Babu revealed that Mahindra Electric also initially plans to supply a 350V high-voltage drivetrain to Ssangyong and later bring such technologically-advanced solutions to the Indian market as well. The drivetrain is likely to power the all-electric Ssangyong Tivoli, which was also showcased in its Indian avatar – Mahindra XUV300 electric – at the Auto Expo 2020.
“We have the complete knowledge of various vehicle attributes such as charging patterns and battery life, which we feel is common for 48V, 72V and other high-voltage powertrains. We have the technology as well as a winning strategy at hand. We will deploy that knowledge accordingly at the appropriate time in India,” added Babu.
PPP model for charging infra
Despite being advanced in terms of technology, electric vehicles still are at their nascent stage of adoption due to a range of issues including high cost of acquisition which is topped by lack of charging infrastructure and range anxiety among users.
Babu explained that while charging is a real problem, it is overrated in many of the times. “Globally, 90 percent of the times, electric cars are charged from normal slow chargers, and of that, 70 percent is charged at home. 15 percent are charged at public places from slow charges and only the remaining 5 percent are charged using fast chargers.
“So, does it really make a business sense to install such high-speed chargers?” queried Babu.
“While two-wheelers and three-wheelers can easily run for a day’s usage on a single charge, we have to offer a combination of different charging solutions to offer range comfort to EV users.
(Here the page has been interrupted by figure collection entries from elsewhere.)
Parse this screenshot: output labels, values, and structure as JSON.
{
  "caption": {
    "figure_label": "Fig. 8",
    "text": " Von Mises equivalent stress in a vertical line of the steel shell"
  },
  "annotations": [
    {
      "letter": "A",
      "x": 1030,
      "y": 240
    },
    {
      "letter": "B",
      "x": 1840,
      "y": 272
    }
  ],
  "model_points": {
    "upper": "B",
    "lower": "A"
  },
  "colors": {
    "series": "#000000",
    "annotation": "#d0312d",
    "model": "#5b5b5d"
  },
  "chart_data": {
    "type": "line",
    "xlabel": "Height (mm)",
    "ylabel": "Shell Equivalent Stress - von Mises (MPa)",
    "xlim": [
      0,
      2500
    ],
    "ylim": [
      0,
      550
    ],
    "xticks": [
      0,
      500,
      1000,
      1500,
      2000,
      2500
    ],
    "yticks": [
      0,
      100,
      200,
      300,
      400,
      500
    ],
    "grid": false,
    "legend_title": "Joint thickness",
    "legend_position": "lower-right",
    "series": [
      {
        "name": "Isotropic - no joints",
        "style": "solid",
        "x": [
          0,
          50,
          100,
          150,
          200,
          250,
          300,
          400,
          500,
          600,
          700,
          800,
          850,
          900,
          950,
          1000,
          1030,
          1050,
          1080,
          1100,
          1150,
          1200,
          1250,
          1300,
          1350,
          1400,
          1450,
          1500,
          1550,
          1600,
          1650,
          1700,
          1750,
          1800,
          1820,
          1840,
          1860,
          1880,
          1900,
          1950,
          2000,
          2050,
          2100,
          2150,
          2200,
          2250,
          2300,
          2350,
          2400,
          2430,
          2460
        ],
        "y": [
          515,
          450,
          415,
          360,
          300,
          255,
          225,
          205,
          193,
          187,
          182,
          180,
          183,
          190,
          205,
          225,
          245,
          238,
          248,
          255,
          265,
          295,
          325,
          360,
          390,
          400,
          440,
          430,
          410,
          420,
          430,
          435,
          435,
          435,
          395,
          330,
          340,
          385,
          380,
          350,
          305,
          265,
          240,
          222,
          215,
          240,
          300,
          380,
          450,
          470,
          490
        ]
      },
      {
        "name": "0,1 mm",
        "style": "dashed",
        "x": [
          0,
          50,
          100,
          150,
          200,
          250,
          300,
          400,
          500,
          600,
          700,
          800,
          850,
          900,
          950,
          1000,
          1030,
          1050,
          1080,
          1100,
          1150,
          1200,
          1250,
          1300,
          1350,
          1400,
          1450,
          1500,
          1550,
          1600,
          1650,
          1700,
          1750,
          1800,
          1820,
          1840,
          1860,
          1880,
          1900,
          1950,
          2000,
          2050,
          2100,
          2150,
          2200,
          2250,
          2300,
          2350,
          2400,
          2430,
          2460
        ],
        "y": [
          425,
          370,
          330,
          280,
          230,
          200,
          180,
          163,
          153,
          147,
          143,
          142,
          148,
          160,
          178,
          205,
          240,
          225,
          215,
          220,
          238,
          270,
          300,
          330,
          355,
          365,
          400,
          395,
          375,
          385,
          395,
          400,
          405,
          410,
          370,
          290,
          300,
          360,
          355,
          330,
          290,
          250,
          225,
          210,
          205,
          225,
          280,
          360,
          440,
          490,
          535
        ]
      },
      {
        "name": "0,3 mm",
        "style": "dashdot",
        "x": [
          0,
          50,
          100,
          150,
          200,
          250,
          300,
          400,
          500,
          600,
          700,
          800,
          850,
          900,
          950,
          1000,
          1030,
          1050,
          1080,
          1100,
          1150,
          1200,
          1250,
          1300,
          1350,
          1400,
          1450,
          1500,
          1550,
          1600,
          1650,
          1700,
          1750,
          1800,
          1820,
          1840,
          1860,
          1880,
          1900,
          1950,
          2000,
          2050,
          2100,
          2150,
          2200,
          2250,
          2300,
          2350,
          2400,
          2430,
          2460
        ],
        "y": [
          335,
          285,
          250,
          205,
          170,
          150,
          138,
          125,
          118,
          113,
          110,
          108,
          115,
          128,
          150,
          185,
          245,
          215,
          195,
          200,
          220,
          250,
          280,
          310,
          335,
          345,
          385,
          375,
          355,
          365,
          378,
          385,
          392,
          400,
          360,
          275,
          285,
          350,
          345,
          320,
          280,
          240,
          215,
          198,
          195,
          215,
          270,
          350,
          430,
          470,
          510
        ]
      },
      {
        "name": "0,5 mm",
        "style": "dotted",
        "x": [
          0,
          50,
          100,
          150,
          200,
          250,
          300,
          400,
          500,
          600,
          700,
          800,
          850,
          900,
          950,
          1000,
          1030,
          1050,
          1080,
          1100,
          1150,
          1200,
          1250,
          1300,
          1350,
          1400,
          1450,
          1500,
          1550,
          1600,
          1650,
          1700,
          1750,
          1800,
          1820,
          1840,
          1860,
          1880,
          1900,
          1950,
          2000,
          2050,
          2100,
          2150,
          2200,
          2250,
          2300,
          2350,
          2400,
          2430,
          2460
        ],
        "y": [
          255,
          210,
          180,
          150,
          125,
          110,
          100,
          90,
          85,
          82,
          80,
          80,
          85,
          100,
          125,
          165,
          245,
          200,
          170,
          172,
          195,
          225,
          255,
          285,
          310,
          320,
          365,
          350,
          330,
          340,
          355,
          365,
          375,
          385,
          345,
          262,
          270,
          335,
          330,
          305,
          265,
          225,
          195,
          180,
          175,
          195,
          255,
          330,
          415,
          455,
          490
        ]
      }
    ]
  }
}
“It, however, cannot be done by alone by government or private players. For automotive OEMs, charging is not their forte and they could only provide the initial funding. For going mass scale, there has to be a PPP model with involvement of start-ups. The government could give some leeway for the initial 3-5 years in terms of financial benefits to the early investors into this space,” he remarked.
Breakthrough in battery tech
Another critical aspect with regards EVs is the recyclability of lithium-ion batteries as well as a breakthrough technology that might rapidly bring the battery prices down.
According to Babu, “Lithium-ion batteries are there in phones and tablets as well. All lithium can be extracted from these batteries by up to 70 percent. Today, India has battery recycling plants even before we have a cell manufacturing plant.”
In terms of the cell chemistries, Babu explained that while lithium-ion is reaching the tip of the S-curve when it comes to efficiency, the only things to look out for now are the energy density and cost.
He mentioned that a lot of efforts including investments and filing of patents are already being undertaken in other technologies which would have lesser cobalt and nickel.
“I strongly believe that the next cell chemistry will take over the S-curve and bring down the battery prices to less than US$ 80 per kWh,” concluded Babu on an optimistic note.